Using torchvision.transform.ToTensor within a ThreadPool executor yields strange results

Hello everyone,

So i stumbled up on a strange behavior while trying to implement a batch-level concurrent loader. The problem arises when i use a transfom function within a function that is used by a process/threadpool.

I think the snippetshould be self explanatory and also should allow you to reproduce this issue. I must say that it is quite mysterious to me:)

Ofcourse there are easy ways to get around the problem but, i thought that it is a peculiar case and might be interesting to know the root cause.

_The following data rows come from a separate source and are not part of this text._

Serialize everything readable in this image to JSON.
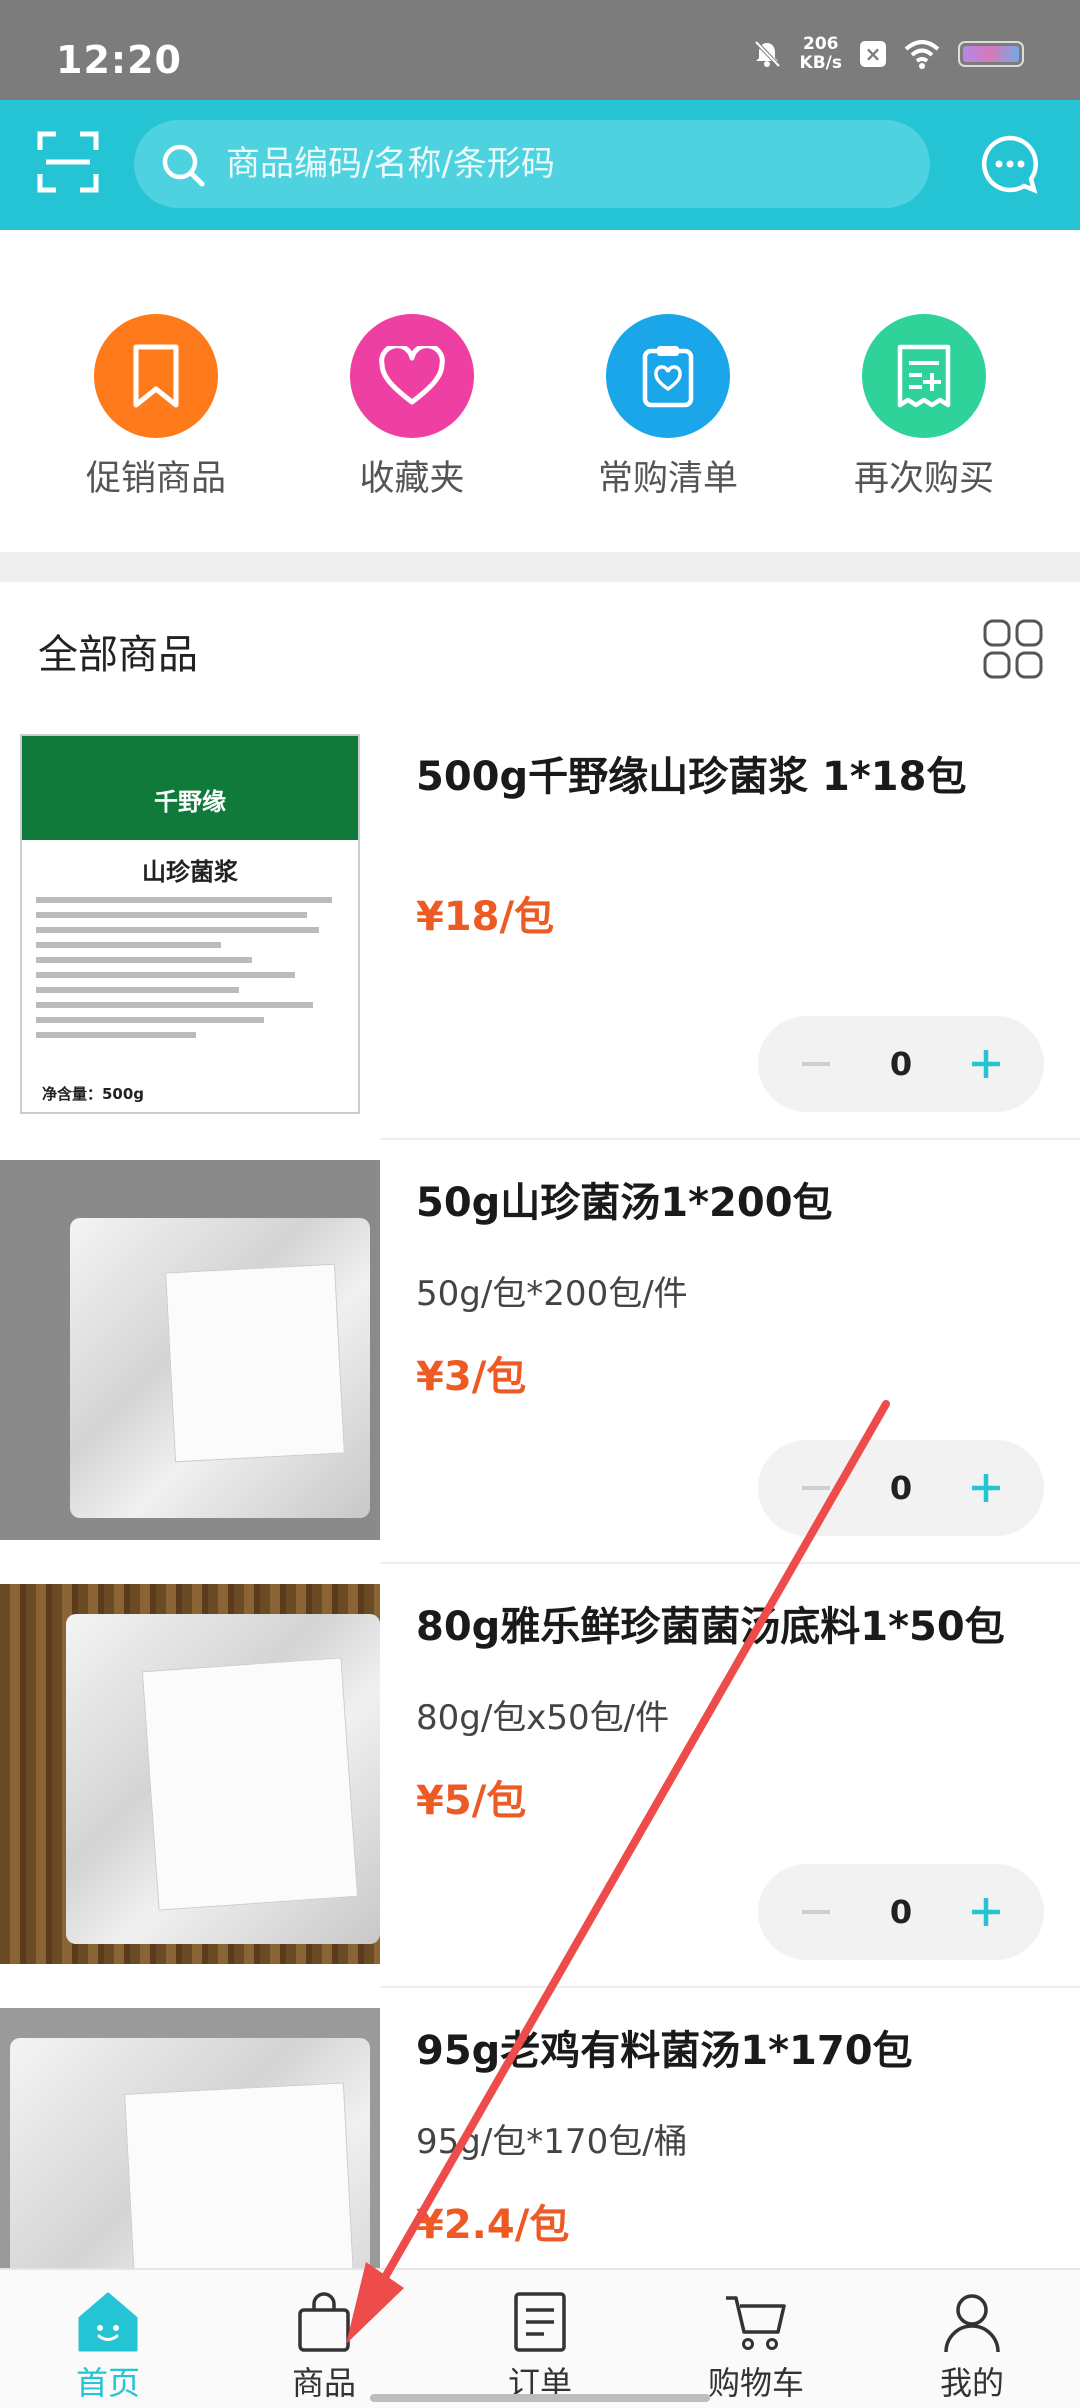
{
  "status_bar": {
    "time": "12:20",
    "net_speed_value": "206",
    "net_speed_unit": "KB/s"
  },
  "header": {
    "search_placeholder": "商品编码/名称/条形码"
  },
  "quick_entries": [
    {
      "label": "促销商品",
      "icon": "bookmark-icon",
      "color": "#ff7a1a"
    },
    {
      "label": "收藏夹",
      "icon": "heart-icon",
      "color": "#ee3fa2"
    },
    {
      "label": "常购清单",
      "icon": "clipboard-heart-icon",
      "color": "#1ba6ea"
    },
    {
      "label": "再次购买",
      "icon": "receipt-plus-icon",
      "color": "#2fd39a"
    }
  ],
  "list": {
    "title": "全部商品"
  },
  "products": [
    {
      "name": "500g千野缘山珍菌浆 1*18包",
      "spec": "",
      "price_symbol": "¥",
      "price_value": "18",
      "price_unit": "/包",
      "quantity": "0",
      "thumb": {
        "brand": "千野缘",
        "product": "山珍菌浆",
        "net": "净含量：500g"
      }
    },
    {
      "name": "50g山珍菌汤1*200包",
      "spec": "50g/包*200包/件",
      "price_symbol": "¥",
      "price_value": "3",
      "price_unit": "/包",
      "quantity": "0"
    },
    {
      "name": "80g雅乐鲜珍菌菌汤底料1*50包",
      "spec": "80g/包x50包/件",
      "price_symbol": "¥",
      "price_value": "5",
      "price_unit": "/包",
      "quantity": "0"
    },
    {
      "name": "95g老鸡有料菌汤1*170包",
      "spec": "95g/包*170包/桶",
      "price_symbol": "¥",
      "price_value": "2.4",
      "price_unit": "/包",
      "quantity": ""
    }
  ],
  "bottom_nav": [
    {
      "label": "首页",
      "icon": "home-icon",
      "active": true
    },
    {
      "label": "商品",
      "icon": "bag-icon",
      "active": false
    },
    {
      "label": "订单",
      "icon": "order-list-icon",
      "active": false
    },
    {
      "label": "购物车",
      "icon": "cart-icon",
      "active": false
    },
    {
      "label": "我的",
      "icon": "user-icon",
      "active": false
    }
  ],
  "colors": {
    "brand": "#25c4d4",
    "price": "#ee5a24",
    "annotation_arrow": "#ee4b4b"
  }
}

from torchvision.transforms import ToTensor
import PIL.Image
import cv2
import numpy as np
import time
from concurrent.futures import ThreadPoolExecutor, ProcessPoolExecutor



transform = ToTensor()
PIL.Image.fromarray(np.random.randn(1024, 1024, 3).astype('uint8')).save('im.jpg')
batch_of_images = ['im.jpg'] * 128


def load_image(path):
    image = cv2.cvtColor(cv2.imread(path), cv2.COLOR_BGR2RGB)
    return image
   
def load_image_w_transfom(path):
    image = cv2.cvtColor(cv2.imread(path), cv2.COLOR_BGR2RGB)
    return transform(image)
           
for func in [load_image, load_image_w_transfom]:
    t = time.time()
    with ThreadPoolExecutor(4) as tpe:
        res = list(tpe.map(func, batch_of_images))
    td = time.time()
    print("execution time w threads", str(func), td - t)
    
    t = time.time()
    for path in batch_of_images: func(path)
    td = time.time()
    print("execution time no threads", str(func), td - t)
        
execution time w threads <function load_image at 0x7fb51c02cef0> 0.6988275051116943
execution time no threads <function load_image at 0x7fb51c02cef0> 2.2862112522125244
execution time w threads <function load_image_w_transfom at 0x7fb51c02c3b0>11.793959856033325
execution time no threads <function load_image_w_transfom at 0x7fb51c02c3b0>5.095749616622925

torch v 1.3.0
torchvision v 0.4.1a0+d94043a

I’m not sure, but I think you might create too many threads, which will yield a performance hit.
torchvision.transforms.ToTensor should already use multiple threads and you should see it in the core utilization using e.g. htop.

If I limit the OpenMP threads to 1, I get a speedup, although it’s still slower than just using PyTorch internal functions:

$ python script.py
execution time w threads <function load_image at 0x7f07d032c5f0> 0.026784420013427734
execution time no threads <function load_image at 0x7f07d032c5f0> 0.016533851623535156
execution time w threads <function load_image_w_transfom at 0x7f077147e950> 5.865751266479492
execution time no threads <function load_image_w_transfom at 0x7f077147e950> 3.3059628009796143

$ OMP_NUM_THREADS=1 python script.py
execution time w threads <function load_image at 0x7f84762715f0> 0.031061887741088867
execution time no threads <function load_image at 0x7f84762715f0> 0.013380765914916992
execution time w threads <function load_image_w_transfom at 0x7f84173c3950> 1.241473913192749
execution time no threads <function load_image_w_transfom at 0x7f84173c3950> 3.595093011856079

Hm, the problem I’m trying to solve is to load a batch in a multithreaded way, let’s say reading 500 images. In a normal dataset+dataloader setup it will happen sequentially (with prefetch optional) but I feel that reading those might be improved this way as it’s a io heavy task.

But as I dig more into it might be less obvious and the TT ads cpu overhead (transpose)

Anyhow thanks for taking the time to look into this, and if you have any suggestions lmk.